Although we were a bit disappointed, the editorial team also took this as an interesting commentary on the state of theorizing and degree of rethink that is going on in the WPS community of practice. Is thinking and theorization in the sphere of UNSCR 1325 still ongoing?
Or alternatively is this another instance of the tendency to discount gender issues in peace and security discourse? This also begged the question whether the emphasis on practice in the realm of WPS has tended to discourage theorization and reflexivity. It perhaps also suggests the need for greater engagement of policy and academic actors with activists and practitioners-and greater efforts to ‘excavate’ the sites and spaces where ‘progressive’ theorizing and practice is happening.
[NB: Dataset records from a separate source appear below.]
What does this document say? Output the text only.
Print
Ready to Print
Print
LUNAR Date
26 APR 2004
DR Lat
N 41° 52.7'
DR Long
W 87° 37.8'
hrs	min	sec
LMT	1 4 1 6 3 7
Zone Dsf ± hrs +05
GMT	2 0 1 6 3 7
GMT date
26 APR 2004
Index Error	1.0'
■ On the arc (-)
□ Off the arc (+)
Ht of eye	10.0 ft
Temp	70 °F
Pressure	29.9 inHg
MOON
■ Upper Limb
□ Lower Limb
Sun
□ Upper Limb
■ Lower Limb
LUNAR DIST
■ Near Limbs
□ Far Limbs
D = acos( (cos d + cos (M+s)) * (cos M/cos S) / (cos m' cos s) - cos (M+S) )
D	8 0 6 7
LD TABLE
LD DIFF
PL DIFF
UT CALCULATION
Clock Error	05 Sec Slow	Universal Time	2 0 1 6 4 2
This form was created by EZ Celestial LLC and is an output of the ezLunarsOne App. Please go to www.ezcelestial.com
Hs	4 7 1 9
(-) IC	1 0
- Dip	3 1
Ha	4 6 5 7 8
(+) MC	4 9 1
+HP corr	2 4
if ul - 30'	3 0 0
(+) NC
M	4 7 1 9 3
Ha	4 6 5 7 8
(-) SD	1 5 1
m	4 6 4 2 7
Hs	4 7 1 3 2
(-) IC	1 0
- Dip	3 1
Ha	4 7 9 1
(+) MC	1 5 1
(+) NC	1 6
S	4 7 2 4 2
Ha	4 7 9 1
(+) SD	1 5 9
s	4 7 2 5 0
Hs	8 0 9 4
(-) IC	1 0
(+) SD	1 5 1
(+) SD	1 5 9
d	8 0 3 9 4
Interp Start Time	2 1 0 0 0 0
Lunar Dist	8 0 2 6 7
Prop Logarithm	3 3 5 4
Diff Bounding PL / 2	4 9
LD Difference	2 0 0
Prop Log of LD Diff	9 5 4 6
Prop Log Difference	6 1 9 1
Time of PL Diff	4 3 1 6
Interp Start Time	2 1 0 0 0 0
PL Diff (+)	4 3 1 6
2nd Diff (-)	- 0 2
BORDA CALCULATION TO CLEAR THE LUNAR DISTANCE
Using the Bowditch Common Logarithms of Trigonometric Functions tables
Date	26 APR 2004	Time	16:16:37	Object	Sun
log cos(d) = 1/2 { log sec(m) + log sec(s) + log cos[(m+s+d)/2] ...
To sum up, this editor’s note is both a reminder and also a call to action to our subscribers and stakeholders, to foreground a gendered lens in their security analysis in 2017 and to push the ‘frontiers’ of theorising and reflection in the WPS realm.

However, it is not all bleak as a number of contributions in this issue of the HAB make a sustained effort to rethink, regionalize and localize UNSCR 1325 discourse. The excellent opening article by Semiha Abdulmelik, who also served as guest editor, provides not only an exhaustive overview of the institutional and normative framework underpinning the WPS agenda at the global and African levels, but also identifies entry points for African Member States and institutions to have an impact on global policy and practice on UNSCR 1325. Jeanine Cooper’s article titled, ‘Financing for Women, Peace and Security’ discusses the issue of resources for the WPS agenda. Her article identifies innovative models for fundraising in the area of ‘Public-Private Partnerships’ and also pinpoints the possible obstacles with these models. Rahel Sebhatu’s article argues for a ‘critical feminist’ perspective on UNSCR 1325 and 1820 that would aim for structural transformation in gender relations and a ‘Gender-Just Peace’. Rahel uses the experiences of women in liberation movements in the Horn of Africa to explore the potential and limitations of their gender emancipatory impact. Obert Hodzi’s article touches on an aspect that combines ‘protection’ and ‘relief and recovery’, two pillars of UNSCR 1325. Obert highlights the limitations of the approach that sees the gendering of United Nations peacekeeping operations as being realized solely through the increase in the numbers of women deployed in peace keeping operations. The article in French, for our francophone readers, by John Gbenagnon, is more abstract in its focus and argues that a gendered lens is imperative to not only ensure positive peace but also inclusive socio-economic development.